The Impact of Artificial Intelligence on the Construction Industry
By David Wilson, Chief Innovation Officer, Bechtel
The idea that Artificial Intelligence (AI) and robots will take our jobs and eventually conquer the world makes for a great summer blockbuster, but this fear of AI-robot overlords is grossly exaggerated.
I personally welcome the AI and robot revolution. Robots won’t replace our talented construction craft. Instead, a new generation of robots will strengthen our builders by performing highly repetitive, monotonous, hazardous, and less-productive tasks. In the same sense, AI – which performs decision-making tasks traditionally reserved for humans – won’t render our knowledge workers irrelevant. AI will allow us to better predict outcomes, design complex projects, and automate day-to-day decision-making tasks.
The AEC industry operates in a sea of risk. The usual suspects, like incremental weather, material and labor shortages, design challenges, or regional strife are not uncommon. Extreme and hard to predict events often occur. No matter how detailed the plan or thorough the risk register, something unforeseen and highly impactful will happen.
Due to these uncertainties, it is rare to find projects similar enough to establish meaningful, structured correlations. There is one Hoover Dam, one Ivanpah Solar Field, one Corpus Christi LNG Program, one Jubail Industrial City, one Chunnel – the list goes on. Predicting future outcomes due to unpredictable events is complex and laborious. This is where AI can assist project delivery, by helping us gain insight from hidden correlations. Exposing the relationships found in disparate and unstructured data sets will produce more efficient and optimized schedules.
Using current practices and technology, only a handful of schedule permutations can be fully evaluated. Manually scripting sequences is time consuming and often limited by the knowledge of the individual planner. However, in the future, a planning process employing AI will allow our planners to quickly create and evaluate millions of scenarios, even for schedules with thousands of activities. Possessing this array of scenarios, a project team can select the sequence to best optimize project outcomes for owners and operators.
By first reviewing Bechtel’s disparate project data from the last 10 years, an AI-powered assistant will gain a refined understanding of schedule correlations, as well as improve its prediction capabilities. And 10 years is only the beginning, eventually we will be able to train AI to interpret our 120 years of historic data.

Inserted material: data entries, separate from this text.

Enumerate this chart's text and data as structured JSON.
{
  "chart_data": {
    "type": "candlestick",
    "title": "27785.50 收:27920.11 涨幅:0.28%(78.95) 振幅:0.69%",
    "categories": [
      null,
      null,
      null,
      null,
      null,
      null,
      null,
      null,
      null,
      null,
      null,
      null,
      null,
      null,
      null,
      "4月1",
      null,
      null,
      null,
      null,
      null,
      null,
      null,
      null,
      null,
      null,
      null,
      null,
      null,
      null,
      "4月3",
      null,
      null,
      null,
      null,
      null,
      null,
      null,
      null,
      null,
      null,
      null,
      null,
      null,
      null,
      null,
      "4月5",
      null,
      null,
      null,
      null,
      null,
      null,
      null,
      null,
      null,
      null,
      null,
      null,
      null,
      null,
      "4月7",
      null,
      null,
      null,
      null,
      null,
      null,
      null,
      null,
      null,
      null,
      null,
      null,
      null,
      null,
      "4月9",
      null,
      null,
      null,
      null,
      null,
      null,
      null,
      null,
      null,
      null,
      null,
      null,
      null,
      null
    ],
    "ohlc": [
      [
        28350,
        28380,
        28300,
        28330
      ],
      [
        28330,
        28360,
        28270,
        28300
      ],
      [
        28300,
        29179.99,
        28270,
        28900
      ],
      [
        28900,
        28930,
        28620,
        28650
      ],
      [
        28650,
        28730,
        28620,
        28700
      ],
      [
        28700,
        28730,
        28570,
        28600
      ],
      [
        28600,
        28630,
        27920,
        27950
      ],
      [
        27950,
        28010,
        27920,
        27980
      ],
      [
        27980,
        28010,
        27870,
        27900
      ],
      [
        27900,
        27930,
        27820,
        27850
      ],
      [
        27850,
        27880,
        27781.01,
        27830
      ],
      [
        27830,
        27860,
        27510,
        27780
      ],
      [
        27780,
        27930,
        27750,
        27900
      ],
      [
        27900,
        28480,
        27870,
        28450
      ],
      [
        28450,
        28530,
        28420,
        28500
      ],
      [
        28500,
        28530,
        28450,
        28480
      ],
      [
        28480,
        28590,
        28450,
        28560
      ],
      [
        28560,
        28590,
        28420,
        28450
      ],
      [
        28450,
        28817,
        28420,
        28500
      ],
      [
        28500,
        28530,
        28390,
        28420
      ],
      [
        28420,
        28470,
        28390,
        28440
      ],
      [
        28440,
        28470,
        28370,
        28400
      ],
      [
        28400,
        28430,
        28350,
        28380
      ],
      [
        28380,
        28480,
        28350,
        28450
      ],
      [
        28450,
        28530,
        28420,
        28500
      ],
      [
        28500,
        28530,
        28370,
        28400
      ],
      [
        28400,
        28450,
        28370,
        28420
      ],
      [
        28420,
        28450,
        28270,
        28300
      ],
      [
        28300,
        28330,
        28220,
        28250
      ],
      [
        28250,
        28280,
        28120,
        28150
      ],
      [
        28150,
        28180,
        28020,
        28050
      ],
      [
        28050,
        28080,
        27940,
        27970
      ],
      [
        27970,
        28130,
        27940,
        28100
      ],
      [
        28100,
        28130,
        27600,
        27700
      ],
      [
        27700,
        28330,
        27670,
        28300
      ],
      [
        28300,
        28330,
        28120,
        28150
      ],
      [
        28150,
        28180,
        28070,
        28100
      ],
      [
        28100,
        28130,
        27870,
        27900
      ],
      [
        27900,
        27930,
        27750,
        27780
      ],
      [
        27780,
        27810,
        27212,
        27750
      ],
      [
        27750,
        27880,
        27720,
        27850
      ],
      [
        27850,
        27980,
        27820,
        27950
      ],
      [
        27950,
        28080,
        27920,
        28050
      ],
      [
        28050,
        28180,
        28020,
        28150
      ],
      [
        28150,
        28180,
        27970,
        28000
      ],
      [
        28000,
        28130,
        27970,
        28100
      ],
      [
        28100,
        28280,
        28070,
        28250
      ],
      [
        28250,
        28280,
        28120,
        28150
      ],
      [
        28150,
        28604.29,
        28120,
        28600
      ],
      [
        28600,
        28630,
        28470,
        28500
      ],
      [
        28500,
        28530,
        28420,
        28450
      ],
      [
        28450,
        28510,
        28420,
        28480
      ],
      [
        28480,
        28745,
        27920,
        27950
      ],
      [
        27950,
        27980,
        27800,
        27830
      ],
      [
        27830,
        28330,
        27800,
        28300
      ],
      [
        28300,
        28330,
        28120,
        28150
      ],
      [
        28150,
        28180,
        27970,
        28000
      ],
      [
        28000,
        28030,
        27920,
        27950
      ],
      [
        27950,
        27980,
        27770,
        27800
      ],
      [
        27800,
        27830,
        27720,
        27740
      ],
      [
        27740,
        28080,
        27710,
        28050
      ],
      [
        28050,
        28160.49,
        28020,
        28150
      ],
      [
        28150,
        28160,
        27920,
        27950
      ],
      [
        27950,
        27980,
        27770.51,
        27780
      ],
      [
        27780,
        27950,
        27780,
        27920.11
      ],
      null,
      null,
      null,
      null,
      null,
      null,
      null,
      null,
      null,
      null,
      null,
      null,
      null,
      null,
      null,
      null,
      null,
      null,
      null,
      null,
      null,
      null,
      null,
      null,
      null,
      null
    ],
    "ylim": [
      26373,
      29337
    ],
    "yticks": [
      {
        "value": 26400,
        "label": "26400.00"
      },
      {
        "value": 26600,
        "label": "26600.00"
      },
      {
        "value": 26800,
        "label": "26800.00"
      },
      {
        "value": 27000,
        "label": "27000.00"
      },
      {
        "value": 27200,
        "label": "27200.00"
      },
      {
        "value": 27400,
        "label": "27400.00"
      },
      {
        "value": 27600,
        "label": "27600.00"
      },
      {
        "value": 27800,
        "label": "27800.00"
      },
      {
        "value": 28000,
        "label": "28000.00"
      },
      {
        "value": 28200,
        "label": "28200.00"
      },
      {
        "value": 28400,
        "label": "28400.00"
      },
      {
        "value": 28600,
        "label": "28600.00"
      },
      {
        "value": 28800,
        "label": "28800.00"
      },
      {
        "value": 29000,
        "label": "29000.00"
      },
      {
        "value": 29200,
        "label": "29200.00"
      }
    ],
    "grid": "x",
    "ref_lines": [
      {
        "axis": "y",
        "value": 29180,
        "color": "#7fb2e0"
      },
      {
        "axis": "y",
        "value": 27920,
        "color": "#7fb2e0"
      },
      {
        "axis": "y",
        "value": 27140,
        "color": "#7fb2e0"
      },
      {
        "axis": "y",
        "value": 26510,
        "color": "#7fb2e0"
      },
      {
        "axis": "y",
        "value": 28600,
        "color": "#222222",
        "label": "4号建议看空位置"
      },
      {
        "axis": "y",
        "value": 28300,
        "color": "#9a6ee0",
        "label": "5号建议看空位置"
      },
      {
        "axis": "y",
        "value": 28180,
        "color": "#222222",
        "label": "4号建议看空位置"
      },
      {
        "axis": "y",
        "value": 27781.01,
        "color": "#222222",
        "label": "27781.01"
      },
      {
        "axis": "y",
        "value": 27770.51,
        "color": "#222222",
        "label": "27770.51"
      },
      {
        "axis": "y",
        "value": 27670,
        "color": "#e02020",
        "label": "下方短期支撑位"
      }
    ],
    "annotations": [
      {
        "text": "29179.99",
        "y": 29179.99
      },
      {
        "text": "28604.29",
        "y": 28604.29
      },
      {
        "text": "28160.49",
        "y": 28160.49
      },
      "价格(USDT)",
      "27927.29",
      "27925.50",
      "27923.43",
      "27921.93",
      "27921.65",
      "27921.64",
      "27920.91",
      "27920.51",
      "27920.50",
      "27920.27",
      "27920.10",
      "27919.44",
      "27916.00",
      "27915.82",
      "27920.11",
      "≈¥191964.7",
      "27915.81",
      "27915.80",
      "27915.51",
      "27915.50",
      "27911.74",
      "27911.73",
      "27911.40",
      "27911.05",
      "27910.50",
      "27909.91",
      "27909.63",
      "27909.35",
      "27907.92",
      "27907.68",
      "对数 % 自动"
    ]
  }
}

More than a few start-ups, for example Alice Technologies, and large enterprises, like Bechtel, are actively working to solve these types of project planning problems.
It’s time we put AI and robotic solutions to work and free our designers, buyers, and builders to tackle new challenges. With trillions of dollars of infrastructure spending needed to keep pace with projected growth, we need to leverage every available advantage and technology to productively build the world. AI can be adopted in AEC, but off the shelf applications have to be individually optimized for each project. At Bechtel, we’re continuously working to accelerate the transformation of the built world and resilient infrastructure through applied experience, technology, and innovation to enhance value for our customers, teams, and the general public.